Step 6: Run the Cable to Your TV
It’s important to realize the coaxial cable itself is a source of interference and signal loss, so care should be taken in installing and connecting it.
You should have a cable of the appropriate length to run between your antenna and television or converter box. Try to avoid sharp turns or bends along the route.
I recommend using RG6 cable such as from Mediabridge, which is 75 Ohm and tri shielded to minimize interference (not all RG6 types are tri or quad shielded, so I’d specifically look for this). If you have any coax left over from a previous satellite or cable TV installation, it can also be reused.
Waterproof Coaxial Antenna Connections
One of the most common ways that moisture can seep into your TV line and cause poor reception is through poorly sealed coaxial connections.
After you’ve connected the coaxial cable to the antenna, you should verify that this connection is “weatherproof” to prevent the ingress of moisture.
Many outdoor antennas come with a waterproof, rubber boot that fits over the coax connection and shelters it, but you may want to take extra precautions:
- You can wrap sealing tape such as Parts Express Coax Seal Moisture Proof Tape around connections
- You can apply a silicone or waterproofing grease such as STUF Dielectric Waterproofing Grease. The gel won’t affect the flow of signal and will keep moisture out. You can apply this sealant to other areas deemed vulnerable to moisture or corrosion as well, such as screws, holes, bolts, etc.
Attach the Coaxial to the Antenna Mast
Next, attach the coaxial cable sufficiently tightly — but not too tightly, as this can damage the cable’s weatherproof outer sheath — to the mast.
You can use either plastic tie wires, or electrical tape such as Super 33+ Electrical Vinyl Tape. Some use other methods but tie wires or tape are the most common ways to bind the cable.
Run the Coaxial into the House
The coaxial cable should take as direct a route as possible to your television in order to minimize the effects of interference and signal leakage.
Try to avoid sharp turns in the coaxial cable, and use a right-angle connector like 90 Degree F Type Adapter for Coax Cable if necessary.
Choose the area for drilling carefully and avoid internal wiring in the walls.

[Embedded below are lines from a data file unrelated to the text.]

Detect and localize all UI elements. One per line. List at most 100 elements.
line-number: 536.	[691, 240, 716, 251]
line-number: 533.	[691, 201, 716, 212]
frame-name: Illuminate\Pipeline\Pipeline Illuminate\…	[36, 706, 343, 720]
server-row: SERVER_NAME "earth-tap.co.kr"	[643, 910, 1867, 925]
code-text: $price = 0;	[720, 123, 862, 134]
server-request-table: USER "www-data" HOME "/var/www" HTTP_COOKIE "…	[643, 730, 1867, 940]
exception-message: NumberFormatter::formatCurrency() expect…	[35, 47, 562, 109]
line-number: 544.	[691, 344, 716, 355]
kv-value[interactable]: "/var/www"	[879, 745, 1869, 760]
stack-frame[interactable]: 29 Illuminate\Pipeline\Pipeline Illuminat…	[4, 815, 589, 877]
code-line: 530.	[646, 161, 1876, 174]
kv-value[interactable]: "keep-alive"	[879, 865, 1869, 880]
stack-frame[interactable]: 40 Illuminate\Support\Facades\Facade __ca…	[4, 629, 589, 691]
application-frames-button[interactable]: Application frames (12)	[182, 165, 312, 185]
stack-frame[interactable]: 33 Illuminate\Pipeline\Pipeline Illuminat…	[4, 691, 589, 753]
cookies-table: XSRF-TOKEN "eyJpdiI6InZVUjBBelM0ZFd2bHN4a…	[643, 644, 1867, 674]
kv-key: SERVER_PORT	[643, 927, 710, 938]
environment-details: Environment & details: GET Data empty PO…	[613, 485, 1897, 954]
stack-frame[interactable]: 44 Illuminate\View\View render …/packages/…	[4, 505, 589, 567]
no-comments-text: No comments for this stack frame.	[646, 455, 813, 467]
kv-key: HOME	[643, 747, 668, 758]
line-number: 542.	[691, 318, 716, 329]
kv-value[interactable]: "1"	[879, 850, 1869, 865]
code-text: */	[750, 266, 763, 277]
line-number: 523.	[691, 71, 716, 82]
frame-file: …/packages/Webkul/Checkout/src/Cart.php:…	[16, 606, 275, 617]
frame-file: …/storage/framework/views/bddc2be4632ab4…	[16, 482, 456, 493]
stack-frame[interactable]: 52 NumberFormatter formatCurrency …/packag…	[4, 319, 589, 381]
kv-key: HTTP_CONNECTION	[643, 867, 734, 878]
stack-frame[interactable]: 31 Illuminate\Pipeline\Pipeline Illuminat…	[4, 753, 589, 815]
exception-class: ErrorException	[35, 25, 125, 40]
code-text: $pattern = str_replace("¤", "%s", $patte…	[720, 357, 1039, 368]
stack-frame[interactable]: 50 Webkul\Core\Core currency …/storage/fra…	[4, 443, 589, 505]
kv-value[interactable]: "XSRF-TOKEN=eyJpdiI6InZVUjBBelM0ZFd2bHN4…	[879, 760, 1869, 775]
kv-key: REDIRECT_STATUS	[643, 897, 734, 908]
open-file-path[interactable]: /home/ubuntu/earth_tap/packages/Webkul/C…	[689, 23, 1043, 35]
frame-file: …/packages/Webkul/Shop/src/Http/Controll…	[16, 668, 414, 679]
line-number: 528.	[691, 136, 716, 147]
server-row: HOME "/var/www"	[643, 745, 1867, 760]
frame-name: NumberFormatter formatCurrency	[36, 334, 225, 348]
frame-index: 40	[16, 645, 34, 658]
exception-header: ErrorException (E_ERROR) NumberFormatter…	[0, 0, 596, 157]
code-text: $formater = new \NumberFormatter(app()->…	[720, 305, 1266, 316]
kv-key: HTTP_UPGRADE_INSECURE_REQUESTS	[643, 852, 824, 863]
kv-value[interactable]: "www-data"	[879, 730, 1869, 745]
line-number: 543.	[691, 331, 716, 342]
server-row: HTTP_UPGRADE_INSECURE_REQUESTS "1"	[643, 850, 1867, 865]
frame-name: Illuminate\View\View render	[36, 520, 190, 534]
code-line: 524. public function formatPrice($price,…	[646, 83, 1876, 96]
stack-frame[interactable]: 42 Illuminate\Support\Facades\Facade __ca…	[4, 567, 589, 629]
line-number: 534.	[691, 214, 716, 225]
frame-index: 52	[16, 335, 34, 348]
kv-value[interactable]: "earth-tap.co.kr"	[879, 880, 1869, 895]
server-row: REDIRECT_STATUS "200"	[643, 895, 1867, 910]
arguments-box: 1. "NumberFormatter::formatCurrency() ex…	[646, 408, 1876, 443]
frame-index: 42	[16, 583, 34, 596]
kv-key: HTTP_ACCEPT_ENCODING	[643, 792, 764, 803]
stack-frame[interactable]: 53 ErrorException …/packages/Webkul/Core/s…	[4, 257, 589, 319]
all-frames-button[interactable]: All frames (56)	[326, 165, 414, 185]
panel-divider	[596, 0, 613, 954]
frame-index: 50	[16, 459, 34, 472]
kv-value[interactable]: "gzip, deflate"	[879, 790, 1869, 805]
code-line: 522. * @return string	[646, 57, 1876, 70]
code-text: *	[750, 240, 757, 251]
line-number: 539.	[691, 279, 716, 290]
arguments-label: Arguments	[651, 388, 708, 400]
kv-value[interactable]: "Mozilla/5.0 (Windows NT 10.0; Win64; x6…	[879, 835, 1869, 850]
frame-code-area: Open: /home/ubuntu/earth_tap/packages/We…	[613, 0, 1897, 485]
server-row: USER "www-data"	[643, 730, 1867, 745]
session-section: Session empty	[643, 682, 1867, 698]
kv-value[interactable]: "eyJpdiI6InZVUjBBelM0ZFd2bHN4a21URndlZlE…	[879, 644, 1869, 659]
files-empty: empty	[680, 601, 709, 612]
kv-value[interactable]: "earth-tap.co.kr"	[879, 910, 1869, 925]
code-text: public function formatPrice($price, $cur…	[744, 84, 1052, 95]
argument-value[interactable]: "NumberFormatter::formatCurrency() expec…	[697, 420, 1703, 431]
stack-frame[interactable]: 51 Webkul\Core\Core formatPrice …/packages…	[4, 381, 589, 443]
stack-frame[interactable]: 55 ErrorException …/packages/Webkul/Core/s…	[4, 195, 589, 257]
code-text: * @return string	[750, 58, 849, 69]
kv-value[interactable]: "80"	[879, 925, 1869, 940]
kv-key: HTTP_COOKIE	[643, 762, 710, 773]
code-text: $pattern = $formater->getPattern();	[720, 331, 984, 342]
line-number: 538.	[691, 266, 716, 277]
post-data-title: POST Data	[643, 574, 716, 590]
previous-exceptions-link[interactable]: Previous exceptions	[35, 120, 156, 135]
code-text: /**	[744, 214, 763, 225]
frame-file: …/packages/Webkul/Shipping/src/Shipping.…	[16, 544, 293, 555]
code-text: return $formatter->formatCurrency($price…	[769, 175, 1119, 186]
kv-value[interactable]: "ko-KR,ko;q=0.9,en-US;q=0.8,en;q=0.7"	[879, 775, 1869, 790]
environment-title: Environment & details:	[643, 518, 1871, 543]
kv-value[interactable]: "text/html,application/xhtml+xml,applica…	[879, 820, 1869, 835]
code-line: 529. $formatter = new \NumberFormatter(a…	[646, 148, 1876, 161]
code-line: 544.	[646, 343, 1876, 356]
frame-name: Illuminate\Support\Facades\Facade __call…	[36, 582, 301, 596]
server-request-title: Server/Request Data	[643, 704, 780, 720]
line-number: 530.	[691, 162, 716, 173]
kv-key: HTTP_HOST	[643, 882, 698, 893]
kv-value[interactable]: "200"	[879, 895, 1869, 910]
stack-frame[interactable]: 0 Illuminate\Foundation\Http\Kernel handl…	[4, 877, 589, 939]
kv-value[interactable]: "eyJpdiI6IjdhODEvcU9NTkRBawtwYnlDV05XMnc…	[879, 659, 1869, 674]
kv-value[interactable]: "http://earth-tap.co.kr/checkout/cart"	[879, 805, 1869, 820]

If you find existing wiring, ensure there’s at least a half a foot’s distance between the coax and these — to minimize interference from the wires.
After threading the cable through the hole, you can apply silicone caulk of the appropriate color (e.g., clear or white) to seal the hole around the cable.
In some cases you might be able to avoid drilling holes by snaking coax around doors and windows with Ghost Wire Flat Jumper cable.
Step 7: Hook Up the Coaxial to Your TV Set
Finally your coaxial will end up at the television, where you’ll attach it to the F connector input on the back panel of either the converter box or TV set.
Once the coaxial is attached, run a channel scan to get the received channels and compare these with the list you made from your signal report in a previous step.
If you’re not getting a sufficient number of channels, you’ll need to re-aim the antenna in a (perhaps slightly) different direction. This article has a run-down of possible issues and how to address them.
For re-orienting the antenna and getting channel results, you should team up with someone who can run channel scans on the TV after every adjustment you make to the antenna and tell you (over walkie-talkie or a communication app) the results of your adjustments.
Ground Your Antenna
After you’ve set up your outdoor antenna with good reception, you should take the additional step of grounding it to protect against static discharges and the effects of indirect lightning strikes.
Setting up an outdoor TV antenna isn’t rocket science. You’ll need patience and sufficient time for both the preparation and the actual installation steps.
If you don’t have the time or inclination, you can always call a professional to set it up for you. Make sure that you’ve purchased the appropriate antenna for your needs and that, after the installation, you’re getting the over-the-air channels that you want.